The Federal Court has found that Select AFSL engaged in “unconscionable conduct” when selling life, funeral and accidental injury insurance. The case was filed by the Australian Securities and Investments Commission (ASIC) and announced in a media release today.
According to the ASIC release, Select together with BlueInc Services and Insurance Marketing Service, sold a range of insurance products through the brands, Let’s Insure and FlexiSure.
“In making findings of unconscionable conduct the Court has emphasised that consumers must have the opportunity to understand and consider the features of the insurance product they’ve been offered,” ASIC Commissioner Sean Hughes said in response to the court judgement.
The release said ASIC’s case focussed on the mis-selling of insurance over the phone to 14 consumers.
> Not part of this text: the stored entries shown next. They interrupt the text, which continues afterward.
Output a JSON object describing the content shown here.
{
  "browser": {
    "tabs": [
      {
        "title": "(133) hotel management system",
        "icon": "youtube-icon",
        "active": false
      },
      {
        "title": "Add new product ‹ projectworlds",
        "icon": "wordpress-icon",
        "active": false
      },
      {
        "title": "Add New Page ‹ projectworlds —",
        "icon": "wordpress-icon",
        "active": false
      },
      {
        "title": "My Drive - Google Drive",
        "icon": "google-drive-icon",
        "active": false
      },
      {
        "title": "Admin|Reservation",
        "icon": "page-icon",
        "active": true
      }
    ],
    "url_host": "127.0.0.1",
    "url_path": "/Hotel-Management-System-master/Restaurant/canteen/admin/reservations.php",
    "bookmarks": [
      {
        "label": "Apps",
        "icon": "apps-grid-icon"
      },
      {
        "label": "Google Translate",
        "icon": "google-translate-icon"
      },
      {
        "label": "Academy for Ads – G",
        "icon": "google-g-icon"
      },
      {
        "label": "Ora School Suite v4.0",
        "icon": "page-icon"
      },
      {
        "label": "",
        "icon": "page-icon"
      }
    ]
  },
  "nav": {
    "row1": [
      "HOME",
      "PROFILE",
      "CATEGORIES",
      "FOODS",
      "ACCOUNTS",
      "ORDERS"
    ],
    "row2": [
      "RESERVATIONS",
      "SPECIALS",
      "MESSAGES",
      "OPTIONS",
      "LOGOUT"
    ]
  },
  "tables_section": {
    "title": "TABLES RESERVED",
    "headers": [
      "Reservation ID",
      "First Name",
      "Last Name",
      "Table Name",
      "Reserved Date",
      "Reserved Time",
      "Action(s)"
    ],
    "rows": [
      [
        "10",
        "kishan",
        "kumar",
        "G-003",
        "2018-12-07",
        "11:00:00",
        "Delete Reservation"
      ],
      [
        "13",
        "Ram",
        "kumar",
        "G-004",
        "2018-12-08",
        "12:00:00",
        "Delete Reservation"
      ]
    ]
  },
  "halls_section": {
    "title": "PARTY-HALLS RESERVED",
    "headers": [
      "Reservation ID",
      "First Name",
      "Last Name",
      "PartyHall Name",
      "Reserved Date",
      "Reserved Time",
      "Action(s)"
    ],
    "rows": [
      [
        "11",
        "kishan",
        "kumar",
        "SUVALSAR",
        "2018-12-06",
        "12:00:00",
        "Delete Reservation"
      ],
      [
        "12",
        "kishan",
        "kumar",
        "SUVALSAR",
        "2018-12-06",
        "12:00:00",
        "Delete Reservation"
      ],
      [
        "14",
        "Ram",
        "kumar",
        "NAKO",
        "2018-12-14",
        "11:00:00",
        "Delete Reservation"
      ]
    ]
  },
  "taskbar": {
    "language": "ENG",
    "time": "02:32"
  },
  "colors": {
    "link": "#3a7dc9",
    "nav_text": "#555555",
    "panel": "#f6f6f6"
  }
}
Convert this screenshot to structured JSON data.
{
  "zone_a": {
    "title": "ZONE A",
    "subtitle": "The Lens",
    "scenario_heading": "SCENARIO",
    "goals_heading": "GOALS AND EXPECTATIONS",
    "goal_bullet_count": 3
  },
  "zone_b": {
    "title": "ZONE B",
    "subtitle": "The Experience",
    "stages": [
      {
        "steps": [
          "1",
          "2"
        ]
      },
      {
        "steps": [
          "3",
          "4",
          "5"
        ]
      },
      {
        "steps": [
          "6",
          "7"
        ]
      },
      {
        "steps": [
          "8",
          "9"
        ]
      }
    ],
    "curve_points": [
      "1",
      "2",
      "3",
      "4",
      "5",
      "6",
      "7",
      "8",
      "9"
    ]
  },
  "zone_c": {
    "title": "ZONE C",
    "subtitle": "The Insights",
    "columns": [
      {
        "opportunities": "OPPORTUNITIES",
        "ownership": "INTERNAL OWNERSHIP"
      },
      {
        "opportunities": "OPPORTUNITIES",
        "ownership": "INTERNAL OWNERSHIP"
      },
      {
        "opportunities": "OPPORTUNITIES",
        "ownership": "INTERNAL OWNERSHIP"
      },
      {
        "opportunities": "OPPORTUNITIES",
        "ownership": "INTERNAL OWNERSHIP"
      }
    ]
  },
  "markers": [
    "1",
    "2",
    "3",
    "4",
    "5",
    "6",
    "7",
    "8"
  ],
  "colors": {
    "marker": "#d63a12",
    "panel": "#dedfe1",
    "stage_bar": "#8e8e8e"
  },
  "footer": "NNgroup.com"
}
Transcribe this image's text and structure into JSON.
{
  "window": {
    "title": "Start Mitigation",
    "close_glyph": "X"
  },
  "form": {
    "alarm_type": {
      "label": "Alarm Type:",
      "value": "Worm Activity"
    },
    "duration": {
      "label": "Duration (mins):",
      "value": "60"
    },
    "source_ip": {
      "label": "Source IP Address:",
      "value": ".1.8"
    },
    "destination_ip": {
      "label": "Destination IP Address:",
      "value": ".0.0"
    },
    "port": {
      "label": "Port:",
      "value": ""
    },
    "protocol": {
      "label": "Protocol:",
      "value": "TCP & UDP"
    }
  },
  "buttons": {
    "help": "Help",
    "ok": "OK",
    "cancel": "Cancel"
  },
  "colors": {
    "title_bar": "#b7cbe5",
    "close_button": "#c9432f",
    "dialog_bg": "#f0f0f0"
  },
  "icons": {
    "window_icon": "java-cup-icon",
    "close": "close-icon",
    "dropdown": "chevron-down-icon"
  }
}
“English was not the first language of many of the consumers and some did not fully understand the products being sold to them or that they had even been sold the insurance,” said the release.
“ASIC is resolutely committed to protecting the most vulnerable consumers where they are targeted by mis-selling,” Hughes said. “A key driver of Select’s mis-selling was the unlawful sales incentive programs created for the agents, which were condoned by the companies’ managing director,” he added.
The Court said ASIC’s claim alleged both conflicted remuneration contraventions contrary to the Corporations Act 2001 and consumer contraventions of the Australian Securities and Investments Commission Act 2001.
ASIC also alleged breaches by Select of general obligations provisions imposed upon it as the holder of an AFSL and also alleged breaches by Russell Howden of his duties as director.
“Howden failed to take reasonable steps, or any steps at all, to prevent Select and/or BlueInc Services from contravening, or potentially contravening, ss 963E, 963F and 963J of the Corporations Act,” said the judgement.
Select was established in 2011 with Howden as sole director. The judgement referred to his more than 20 years’ experience in the insurance industry in Australia.
Hughes said the case serves as a reminder to insurers to ensure their distributors act appropriately and put consumer needs first. A penalty hearing is yet to be listed by the Court.